Exactly which company could be responsible for incinerating the products has also not been revealed.

French company Veolia, which had been rumoured as a contender, confirmed to AFP that it has a contract with the US firm Chemonics, USAID's logistics provider.

However the company emphasised that the contract only covers "expired products, which is not the case for the stockpile" in Belgium.

The products, which include IUDs, implants and birth control pills, are reportedly up to five years away from expiring.

Belgium's foreign ministry told AFP earlier this week that it "is exploring all possible avenues to prevent the destruction of these products, including temporary relocation solutions".

- 'Senseless' -

The US decision has provoked an outcry in France.

"Can France accept to become the executor of a senseless policy imposed by the US?" said an opinion piece by five NGOs in the French newspaper Le Monde on Friday.

Among the signatories was MSI Reproductive Choices, one of several organisations that have offered to purchase and repackage the contraceptives at no cost to the US government. All offers have been rejected.

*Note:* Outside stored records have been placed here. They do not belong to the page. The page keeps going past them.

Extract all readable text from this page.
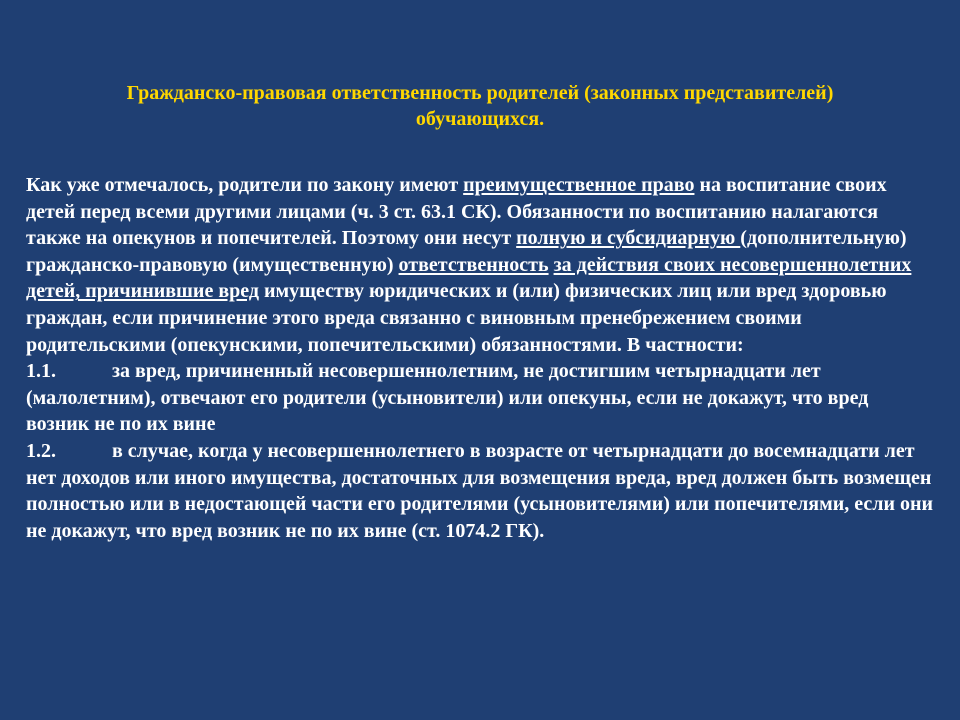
Гражданско-правовая ответственность родителей (законных представителей)
обучающихся.

Как уже отмечалось, родители по закону имеют преимущественное право на воспитание своих детей перед всеми другими лицами (ч. 3 ст. 63.1 СК). Обязанности по воспитанию налагаются также на опекунов и попечителей. Поэтому они несут полную и субсидиарную (дополнительную) гражданско-правовую (имущественную) ответственность за действия своих несовершеннолетних детей, причинившие вред имуществу юридических и (или) физических лиц или вред здоровью граждан, если причинение этого вреда связанно с виновным пренебрежением своими родительскими (опекунскими, попечительскими) обязанностями. В частности:

1.1.	за вред, причиненный несовершеннолетним, не достигшим четырнадцати лет (малолетним), отвечают его родители (усыновители) или опекуны, если не докажут, что вред возник не по их вине

1.2.	в случае, когда у несовершеннолетнего в возрасте от четырнадцати до восемнадцати лет нет доходов или иного имущества, достаточных для возмещения вреда, вред должен быть возмещен полностью или в недостающей части его родителями (усыновителями) или попечителями, если они не докажут, что вред возник не по их вине (ст. 1074.2 ГК).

Last week, Democratic Senator Jeanne Shaheen pointed to the Trump administration's stated goal of reducing government waste, saying the contraceptives plan "is the epitome of waste, fraud and abuse".

Shaheen and Democratic Senator Brian Schatz have introduced a bill aiming to prevent further US aid being wasted.

A US State Department spokesperson told AFP earlier this week that the destruction of the products would cost $167,000 and "no HIV medications or condoms are being destroyed".

The spokesperson also pointed to a policy, reinstated by Trump earlier this year, which prohibits providing aid to non-governmental organisations that promote or perform abortions.

The NGO Doctors Without Borders, which has slammed the US plan as "unconscionable", has pointed to reports that there is another warehouse with USAID-purchased contraceptives in the United Arab Emirates.

A study published in The Lancet medical journal in June estimated that more than 14 million of the world's most vulnerable people could die as a result of the USAID cuts.

Last month, the US also incinerated nearly 500 metric tons of high-nutrition biscuits that had been meant to keep malnourished children in Afghanistan and Pakistan alive.